2. Den Vorsteuerabzug aus den zugehörigen Rechnungen hat der Beklagte ebenfalls zu Recht versagt. Die Voraussetzungen für den Vorsteuerabzug nach § 15 Abs. 1 Nr. 1 i.V.m. § 14 UStG lagen hinsichtlich der streitigen Vorsteuerbeträge nicht vor. Gesichtspunkte des Vertrauensschutzes können im Umsatzsteuer-Festsetzungsverfahren nicht berücksichtigt werden.

a) Nach § 15 Abs. 1 Nr. 1 Satz 1 UStG kann der Unternehmer die in Rechnungen i.S. des § 14 UStG gesondert ausgewiesene Steuer für Lieferungen und sonstige Leistungen, die von anderen Unternehmern für sein Unternehmen ausgeführt worden sind, als Vorsteuerbeträge abziehen.
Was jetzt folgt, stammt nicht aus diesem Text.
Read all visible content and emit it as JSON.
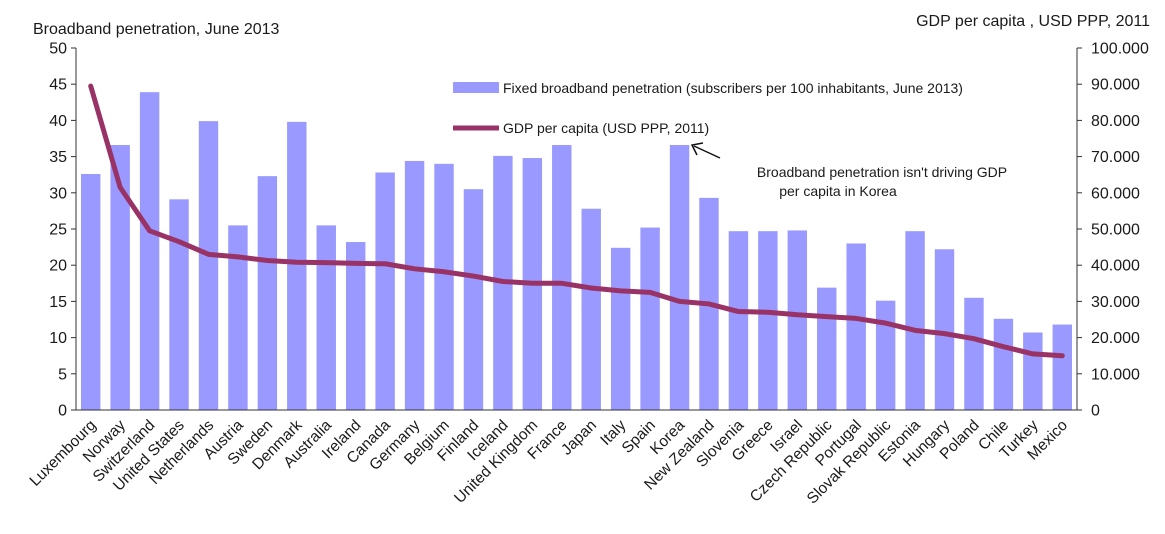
{
  "chart_data": {
    "type": "bar",
    "left_axis_title": "Broadband penetration, June 2013",
    "right_axis_title": "GDP per capita , USD PPP, 2011",
    "ylim_left": [
      0,
      50
    ],
    "ylim_right": [
      0,
      100000
    ],
    "left_ticks": [
      "0",
      "5",
      "10",
      "15",
      "20",
      "25",
      "30",
      "35",
      "40",
      "45",
      "50"
    ],
    "right_ticks": [
      "0",
      "10.000",
      "20.000",
      "30.000",
      "40.000",
      "50.000",
      "60.000",
      "70.000",
      "80.000",
      "90.000",
      "100.000"
    ],
    "categories": [
      "Luxembourg",
      "Norway",
      "Switzerland",
      "United States",
      "Netherlands",
      "Austria",
      "Sweden",
      "Denmark",
      "Australia",
      "Ireland",
      "Canada",
      "Germany",
      "Belgium",
      "Finland",
      "Iceland",
      "United Kingdom",
      "France",
      "Japan",
      "Italy",
      "Spain",
      "Korea",
      "New Zealand",
      "Slovenia",
      "Greece",
      "Israel",
      "Czech Republic",
      "Portugal",
      "Slovak Republic",
      "Estonia",
      "Hungary",
      "Poland",
      "Chile",
      "Turkey",
      "Mexico"
    ],
    "series": [
      {
        "name": "Fixed broadband penetration (subscribers per 100 inhabitants, June 2013)",
        "kind": "bar",
        "axis": "left",
        "color": "#9999ff",
        "values": [
          32.6,
          36.6,
          43.9,
          29.1,
          39.9,
          25.5,
          32.3,
          39.8,
          25.5,
          23.2,
          32.8,
          34.4,
          34.0,
          30.5,
          35.1,
          34.8,
          36.6,
          27.8,
          22.4,
          25.2,
          36.6,
          29.3,
          24.7,
          24.7,
          24.8,
          16.9,
          23.0,
          15.1,
          24.7,
          22.2,
          15.5,
          12.6,
          10.7,
          11.8
        ]
      },
      {
        "name": "GDP per capita (USD PPP, 2011)",
        "kind": "line",
        "axis": "right",
        "color": "#993366",
        "values": [
          89500,
          61500,
          49500,
          46500,
          43000,
          42300,
          41300,
          40800,
          40700,
          40500,
          40400,
          39000,
          38200,
          37000,
          35500,
          35000,
          35000,
          33700,
          32900,
          32500,
          30000,
          29300,
          27200,
          27000,
          26300,
          25800,
          25300,
          24000,
          22000,
          21100,
          19700,
          17500,
          15500,
          15000
        ]
      }
    ],
    "annotation": {
      "text_lines": [
        "Broadband penetration isn't driving GDP",
        "per capita in Korea"
      ],
      "target_category": "Korea"
    },
    "grid": false,
    "legend_position": "top-right"
  }
}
aa) Nach ständiger Rechtsprechung ist das Recht der Steuerpflichtigen zum Abzug der Mehrwertsteuer, die für die von ihnen erworbenen Gegenstände und empfangenen Dienstleistungen als Vorsteuer geschuldet oder entrichtet wurde, ein fundamentaler Grundsatz des durch das Unionsrecht geschaffenen gemeinsamen Mehrwertsteuersystems. Durch die Abzugsregelung soll der Unternehmer vollständig von der im Rahmen aller seiner wirtschaftlichen Tätigkeiten geschuldeten oder entrichteten Mehrwertsteuer entlastet werden. Das gemeinsame Mehrwertsteuersystem gewährleistet folglich die Neutralität hinsichtlich der steuerlichen Belastung aller wirtschaftlichen Tätigkeiten unabhängig von ihrem Zweck oder ihrem Ergebnis, sofern diese Tätigkeiten grundsätzlich selbst der Mehrwertsteuer unterliegen ( EuGH-Urteil vom 6.9.2012 – C-324/11 (Tóth), BFH/NV 2012, 1757, UR 2012, 851, DB 2012, 2142).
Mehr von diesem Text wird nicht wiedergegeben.